Coffee review

Taste the coffee and enjoy the coffee culture

Published: 2024-09-21 Author: World Gafei
Last Updated: 2024/09/21, People who understand coffee no longer regard coffee as a drink, know how to appreciate it, the more you know how to appreciate it, it is not only a kind of literature and art, but also a kind of art. The color of coffee is a kind of nostalgia, like the hourglass of time slowly under the curtain, stirring with a coffee stick, and like an old-fashioned video recorder broadcasting unforgettable images without sound. The smell of coffee is a dream, through the heat.

People who understand coffee no longer regard coffee as a drink, know how to appreciate it, the more you know how to appreciate it, it is not only a kind of literature and art, but also a kind of art. The color of coffee is a kind of nostalgia, like the hourglass of time slowly under the curtain, stirring with a coffee stick, and like an old-fashioned video recorder broadcasting unforgettable images without sound. The smell of coffee is a dream, boiling through the heat of a heart ready to move, but also be provoked by their own. And the taste of coffee, some people love, some people worry.

A cup of coffee contains more than 30 different chemicals, and more than half of the trace elements have a promoting effect on human health. These different compounds bring complex flavors to coffee, such as sour, astringent, bitter and so on. As early as 1930, many scientists began to study the effects of various chemical molecules in coffee on coffee flavor. But there is not much research on the bitterness of coffee.

Thomas Hofmann of Technical University of Munich in Germany decided to study the bitterness of coffee. He filtered the brewed coffee and found that some of the molecules with the smallest molecular weight tasted the bitterest. So he began a series of experiments on this point, and he found that one of the molecules was chlorogenic acid lactone (chlorogenic acid lactone). Chlorogenic acid exists in most plants and becomes chlorogenic acid lactone after dissociation.
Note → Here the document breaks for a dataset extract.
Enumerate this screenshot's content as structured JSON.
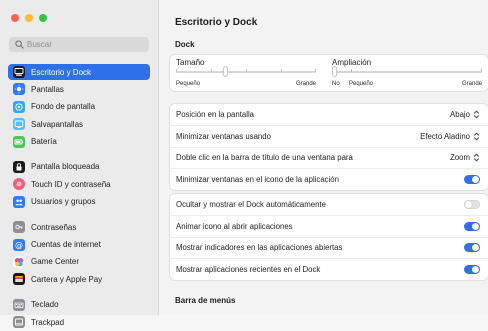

So they analyzed a series of coffee with different roasting degrees to test the content of chlorogenic acid lactone.

They found that roasted coffee beans break down chlorogenic acid into chlorogenic acid lactone, giving the coffee a mild bitter taste. The result of further baking will decompose chlorogenic acid lactone into phenyl lindane (phenylindanes), which will produce a strong bitter taste. The findings were presented at this year's American Chemistry Annual meeting.

In addition to increasing our understanding of coffee, another source of coffee bitterness may be of more interest to coffee manufacturers. From this study, they found ways to reduce the bitterness of coffee. Sugar and milk have become the most loyal coffee companions, cappuccino, mocha, latte, macchiato and other milk coffee series came into being, it is this innovative spirit, so that coffee can be accepted by more people.